The course had been carefully laid, with allowance for the various velocities and forces involved, to follow the easiest path to the Kondalian parade ground. The hemisphere of "X" and the fragment of the Kondal which bore the salt were held immovably in place by the main attractor and one auxiliary; and many other auxiliaries held sections of the Fenachrone vessel. However, the resistance of the air seriously affected the trajectory of many of the irregularly shaped smaller masses of metal, and all three men were kept busy flicking attractors right and left; capturing those strays which threatened to veer off into the streets or upon the buildings of the Kondalian capital city, and shifting from one piece to another so that none should fall freely. Two sister-ships of the Kondal appeared as if by magic in answer to Dunark's call, and their attractors aided greatly in handling the unruly collection of wreckage. A few of the smaller sections and a shower of debris fell clear, however, in spite of all efforts, and their approach was heralded by a meteoric display unprecedented in that world of continuous daylight.
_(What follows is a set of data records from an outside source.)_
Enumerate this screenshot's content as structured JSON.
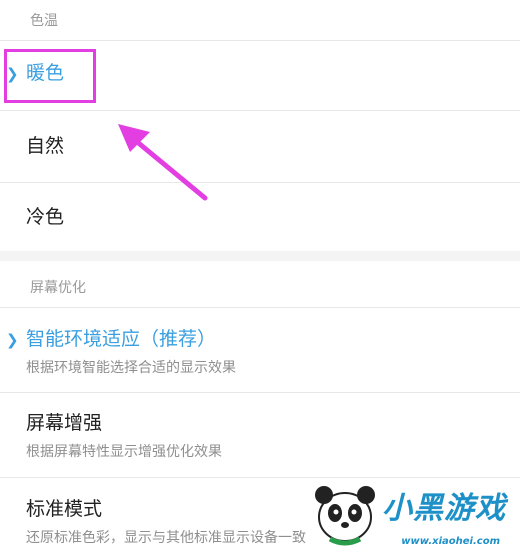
{
  "color_temperature": {
    "header": "色温",
    "options": [
      {
        "label": "暖色",
        "selected": true
      },
      {
        "label": "自然",
        "selected": false
      },
      {
        "label": "冷色",
        "selected": false
      }
    ]
  },
  "screen_optimization": {
    "header": "屏幕优化",
    "options": [
      {
        "label": "智能环境适应（推荐）",
        "description": "根据环境智能选择合适的显示效果",
        "selected": true
      },
      {
        "label": "屏幕增强",
        "description": "根据屏幕特性显示增强优化效果",
        "selected": false
      },
      {
        "label": "标准模式",
        "description": "还原标准色彩，显示与其他标准显示设备一致",
        "selected": false
      }
    ]
  },
  "check_icon": "check-chevron-icon",
  "accent_color": "#3a9fe0",
  "annotation_color": "#e23ee2",
  "watermark": {
    "brand": "小黑游戏",
    "url": "www.xiaohei.com"
  }
}
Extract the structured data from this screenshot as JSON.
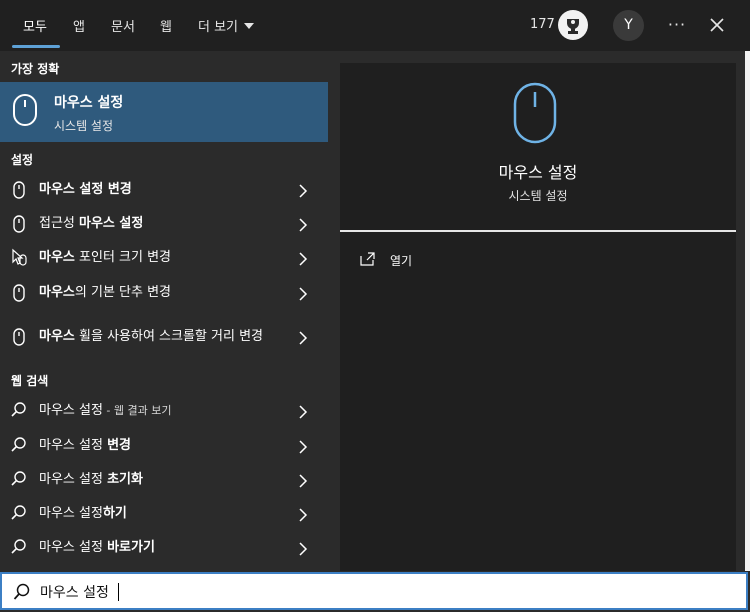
{
  "tabs": [
    {
      "label": "모두",
      "active": true
    },
    {
      "label": "앱"
    },
    {
      "label": "문서"
    },
    {
      "label": "웹"
    },
    {
      "label": "더 보기"
    }
  ],
  "header": {
    "points": "177",
    "avatar_letter": "Y",
    "more_icon": "ellipsis-icon",
    "close_icon": "close-icon"
  },
  "best_match": {
    "heading": "가장 정확",
    "title": "마우스 설정",
    "subtitle": "시스템 설정",
    "icon": "mouse-icon"
  },
  "settings": {
    "heading": "설정",
    "items": [
      {
        "parts": [
          {
            "t": "마우스 설정 변경",
            "b": true
          }
        ],
        "icon": "mouse-icon"
      },
      {
        "parts": [
          {
            "t": "접근성 ",
            "b": false
          },
          {
            "t": "마우스 설정",
            "b": true
          }
        ],
        "icon": "mouse-icon"
      },
      {
        "parts": [
          {
            "t": "마우스",
            "b": true
          },
          {
            "t": " 포인터 크기 변경",
            "b": false
          }
        ],
        "icon": "pointer-icon"
      },
      {
        "parts": [
          {
            "t": "마우스",
            "b": true
          },
          {
            "t": "의 기본 단추 변경",
            "b": false
          }
        ],
        "icon": "mouse-icon"
      },
      {
        "parts": [
          {
            "t": "마우스",
            "b": true
          },
          {
            "t": " 휠을 사용하여 스크롤할 거리 변경",
            "b": false
          }
        ],
        "icon": "mouse-icon"
      }
    ]
  },
  "web": {
    "heading": "웹 검색",
    "items": [
      {
        "parts": [
          {
            "t": "마우스 설정",
            "b": false
          },
          {
            "t": " - 웹 결과 보기",
            "b": false,
            "small": true
          }
        ]
      },
      {
        "parts": [
          {
            "t": "마우스 설정 ",
            "b": false
          },
          {
            "t": "변경",
            "b": true
          }
        ]
      },
      {
        "parts": [
          {
            "t": "마우스 설정 ",
            "b": false
          },
          {
            "t": "초기화",
            "b": true
          }
        ]
      },
      {
        "parts": [
          {
            "t": "마우스 설정",
            "b": false
          },
          {
            "t": "하기",
            "b": true
          }
        ]
      },
      {
        "parts": [
          {
            "t": "마우스 설정 ",
            "b": false
          },
          {
            "t": "바로가기",
            "b": true
          }
        ]
      }
    ]
  },
  "preview": {
    "title": "마우스 설정",
    "subtitle": "시스템 설정",
    "action_label": "열기",
    "action_icon": "open-icon"
  },
  "search": {
    "value": "마우스 설정",
    "icon": "search-icon"
  },
  "colors": {
    "accent": "#5ea1d6",
    "selected": "#2f5a7d",
    "panel": "#2b2b2b",
    "preview_bg": "#1f1f1f",
    "search_border": "#3c7fc4"
  }
}
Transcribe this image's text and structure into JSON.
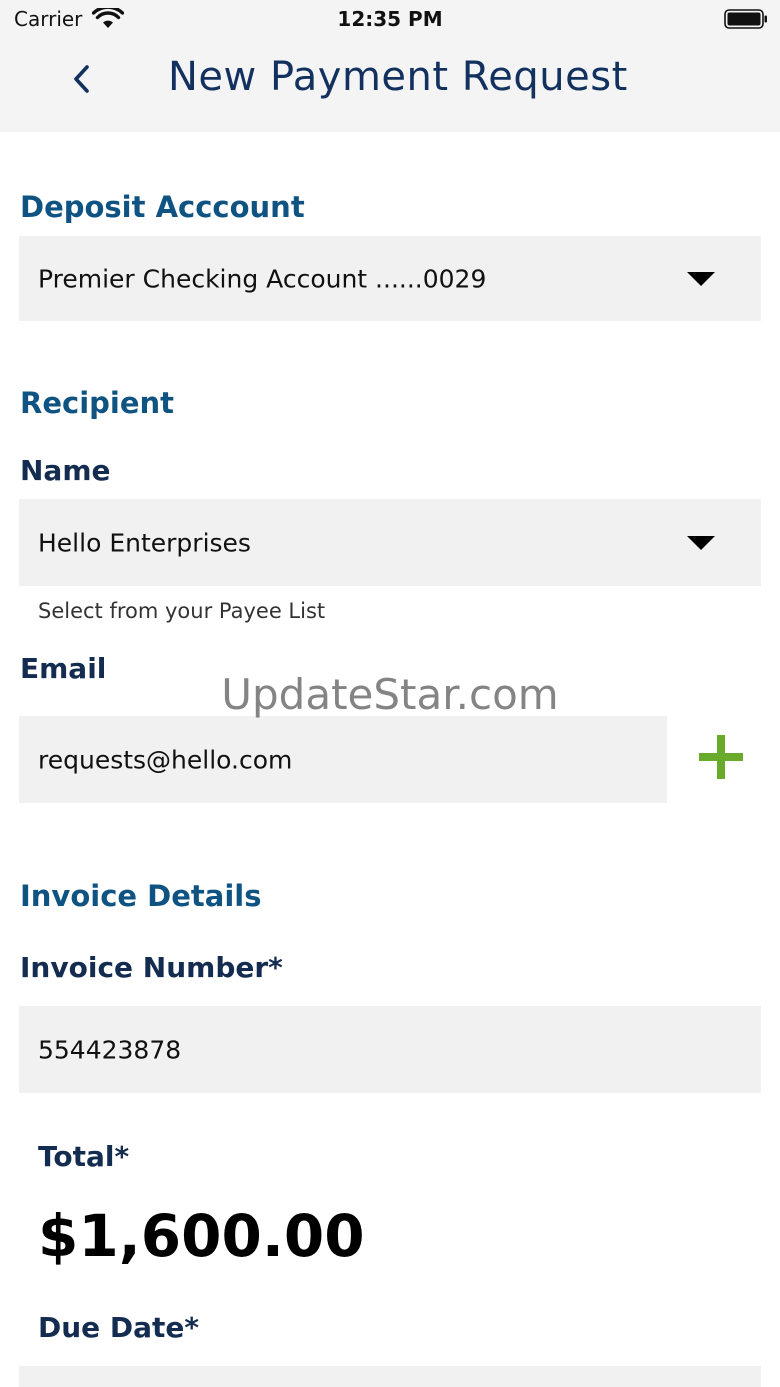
{
  "status_bar": {
    "carrier": "Carrier",
    "time": "12:35 PM",
    "wifi_icon": "wifi-icon",
    "battery_icon": "battery-full-icon"
  },
  "nav": {
    "title": "New Payment Request",
    "back_icon": "chevron-left-icon"
  },
  "deposit_account": {
    "heading": "Deposit Acccount",
    "selected": "Premier Checking Account ......0029"
  },
  "recipient": {
    "heading": "Recipient",
    "name_label": "Name",
    "name_value": "Hello Enterprises",
    "name_helper": "Select from your Payee List",
    "email_label": "Email",
    "email_value": "requests@hello.com",
    "add_icon": "plus-icon"
  },
  "invoice": {
    "heading": "Invoice Details",
    "number_label": "Invoice Number*",
    "number_value": "554423878",
    "total_label": "Total*",
    "total_value": "$1,600.00",
    "due_date_label": "Due Date*"
  },
  "watermark": "UpdateStar.com",
  "colors": {
    "section_heading": "#0f5382",
    "field_label": "#132c4f",
    "field_background": "#f1f1f1",
    "add_accent": "#6aaa2a"
  }
}
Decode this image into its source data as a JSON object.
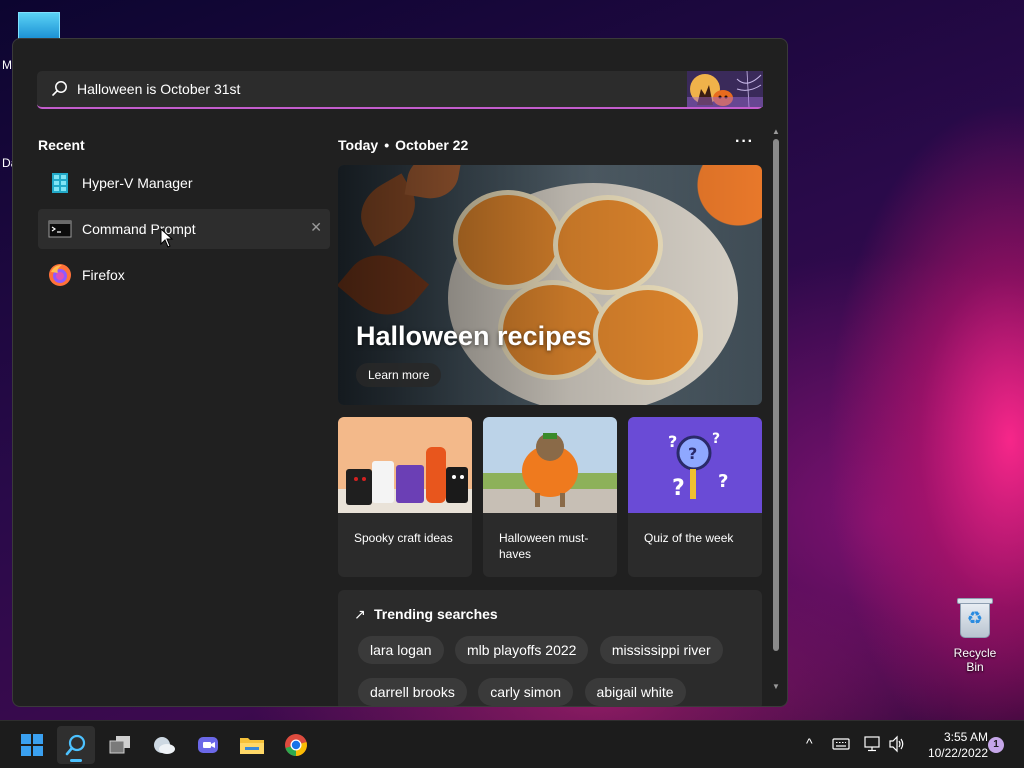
{
  "desktop": {
    "letters": [
      "M",
      "Da"
    ],
    "recycle_bin_label": "Recycle Bin"
  },
  "search": {
    "value": "Halloween is October 31st",
    "accent": "#c35dcd"
  },
  "recent": {
    "title": "Recent",
    "items": [
      {
        "label": "Hyper-V Manager",
        "icon": "hyper-v-icon"
      },
      {
        "label": "Command Prompt",
        "icon": "terminal-icon"
      },
      {
        "label": "Firefox",
        "icon": "firefox-icon"
      }
    ],
    "remove_glyph": "✕"
  },
  "today": {
    "label": "Today",
    "separator": "•",
    "date": "October 22",
    "more_glyph": "···"
  },
  "hero": {
    "title": "Halloween recipes",
    "button": "Learn more"
  },
  "cards": [
    {
      "caption": "Spooky craft ideas"
    },
    {
      "caption": "Halloween must-haves"
    },
    {
      "caption": "Quiz of the week"
    }
  ],
  "trending": {
    "title": "Trending searches",
    "icon_glyph": "↗",
    "chips": [
      "lara logan",
      "mlb playoffs 2022",
      "mississippi river",
      "darrell brooks",
      "carly simon",
      "abigail white"
    ]
  },
  "scrollbar": {
    "up_glyph": "▲",
    "down_glyph": "▼"
  },
  "taskbar": {
    "apps": [
      "start-icon",
      "search-icon",
      "task-view-icon",
      "weather-icon",
      "teams-chat-icon",
      "file-explorer-icon",
      "chrome-icon"
    ],
    "tray": {
      "chevron": "^",
      "time": "3:55 AM",
      "date": "10/22/2022",
      "notifications": "1"
    }
  }
}
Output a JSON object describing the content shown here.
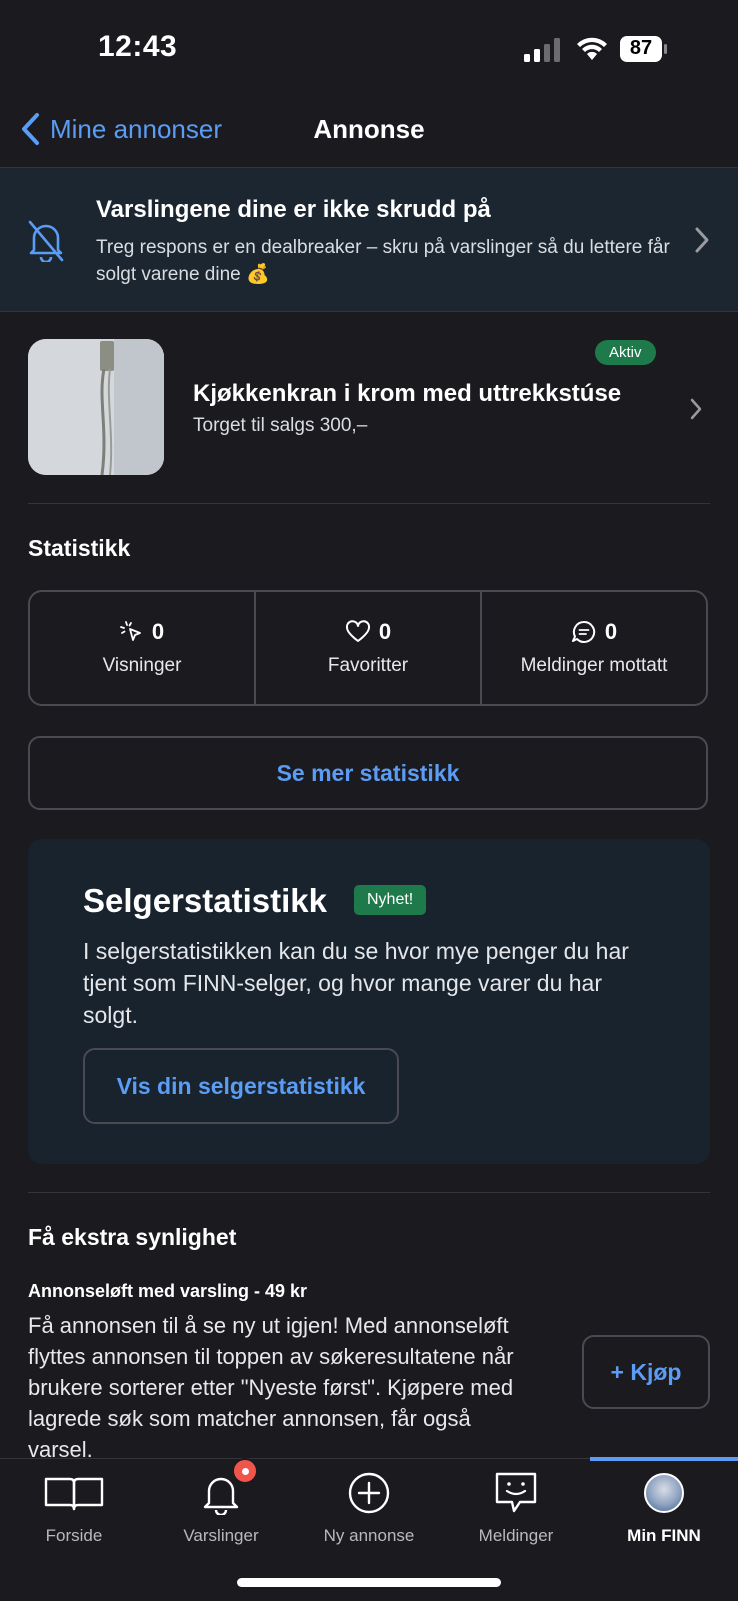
{
  "status_bar": {
    "time": "12:43",
    "battery": "87"
  },
  "nav": {
    "back_label": "Mine annonser",
    "title": "Annonse"
  },
  "banner": {
    "title": "Varslingene dine er ikke skrudd på",
    "text": "Treg respons er en dealbreaker – skru på varslinger så du lettere får solgt varene dine 💰"
  },
  "listing": {
    "status": "Aktiv",
    "title": "Kjøkkenkran i krom med uttrekkstúse",
    "subtitle": "Torget til salgs 300,–"
  },
  "stats": {
    "heading": "Statistikk",
    "items": [
      {
        "icon": "cursor-click-icon",
        "value": "0",
        "label": "Visninger"
      },
      {
        "icon": "heart-icon",
        "value": "0",
        "label": "Favoritter"
      },
      {
        "icon": "chat-bubble-icon",
        "value": "0",
        "label": "Meldinger mottatt"
      }
    ],
    "more_button": "Se mer statistikk"
  },
  "seller_stats": {
    "title": "Selgerstatistikk",
    "badge": "Nyhet!",
    "text": "I selgerstatistikken kan du se hvor mye penger du har tjent som FINN-selger, og hvor mange varer du har solgt.",
    "button": "Vis din selgerstatistikk"
  },
  "visibility": {
    "heading": "Få ekstra synlighet",
    "product_title": "Annonseløft med varsling - 49 kr",
    "text": "Få annonsen til å se ny ut igjen! Med annonseløft flyttes annonsen til toppen av søkeresultatene når brukere sorterer etter \"Nyeste først\". Kjøpere med lagrede søk som matcher annonsen, får også varsel.",
    "buy_button": "+ Kjøp"
  },
  "tabbar": {
    "items": [
      {
        "icon": "book-icon",
        "label": "Forside"
      },
      {
        "icon": "bell-icon",
        "label": "Varslinger"
      },
      {
        "icon": "plus-circle-icon",
        "label": "Ny annonse"
      },
      {
        "icon": "message-icon",
        "label": "Meldinger"
      },
      {
        "icon": "avatar",
        "label": "Min FINN"
      }
    ],
    "active": "Min FINN"
  },
  "colors": {
    "accent": "#5b9cf5",
    "badge_green": "#1f7a4b",
    "notification_dot": "#f0554b",
    "background": "#1b1b1f"
  }
}
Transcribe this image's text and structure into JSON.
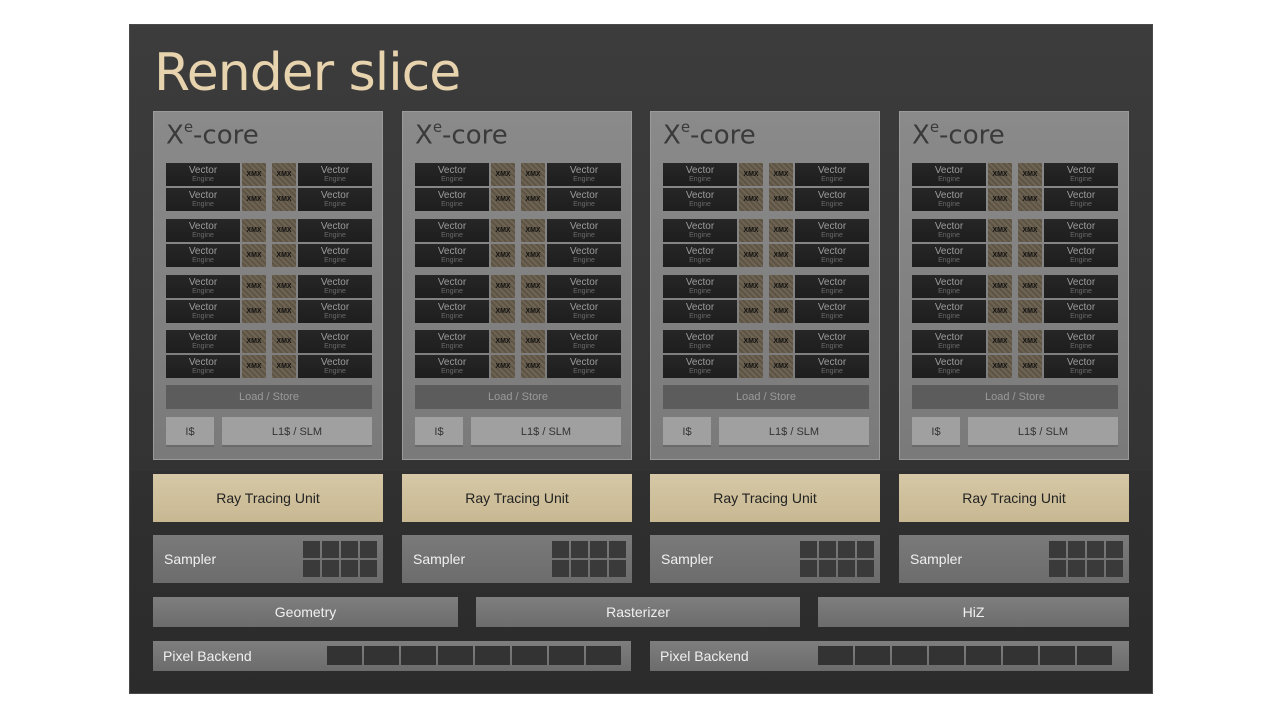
{
  "title": "Render slice",
  "core": {
    "title_x": "X",
    "title_sup": "e",
    "title_rest": "-core",
    "vector_label": "Vector",
    "vector_sub": "Engine",
    "xmx_label": "XMX",
    "load_store": "Load / Store",
    "icache": "I$",
    "l1": "L1$ / SLM"
  },
  "ray_tracing_label": "Ray Tracing Unit",
  "sampler_label": "Sampler",
  "geometry_label": "Geometry",
  "rasterizer_label": "Rasterizer",
  "hiz_label": "HiZ",
  "pixel_backend_label": "Pixel Backend",
  "core_count": 4,
  "colors": {
    "title": "#e7d3ad",
    "ray_tracing": "#d3c49f",
    "xmx": "#6f6453",
    "vector_engine": "#222222"
  }
}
As the three vessels with their cumbersome convoy dropped down into the lower atmosphere, the guns of the city roared a welcome; banners and pennons waved; the air became riotous with color from hundreds of projectors and odorous with a bewildering variety of scents; while all around them played numberless aircraft of all descriptions and sizes. The space below them was carefully avoided, but on all sides and above them the air was so full that it seemed marvelous that no collision occurred. Tiny one-man helicopters, little more than single chairs flying about; beautiful pleasure-planes, soaring and wheeling; immense multiplane liners and giant helicopter freighters—everything in the air found occasion to fly as near as possible to the Skylark in order to dip their flags in salute to Dunark, their Kofedix, and to Seaton, the wearer of the seven disks—their revered Overlord.

Finally the freight was landed without serious mishap and the Skylark leaped to the landing dock upon the palace roof, where the royal family and many nobles were waiting, in full panoply of glittering harness. Dunark and Sitar disembarked and the four others stepped out and stood at attention as Seaton addressed Roban, the Karfedix.

"Sir, we greet you, but we cannot stop, even for a moment. You know that only the most urgent necessity would make us forego the pleasure of a brief rest beneath your roof—the Kofedix will presently give you the measure of that dire need. We shall endeavor to return soon. Greetings, and, for a time, farewell."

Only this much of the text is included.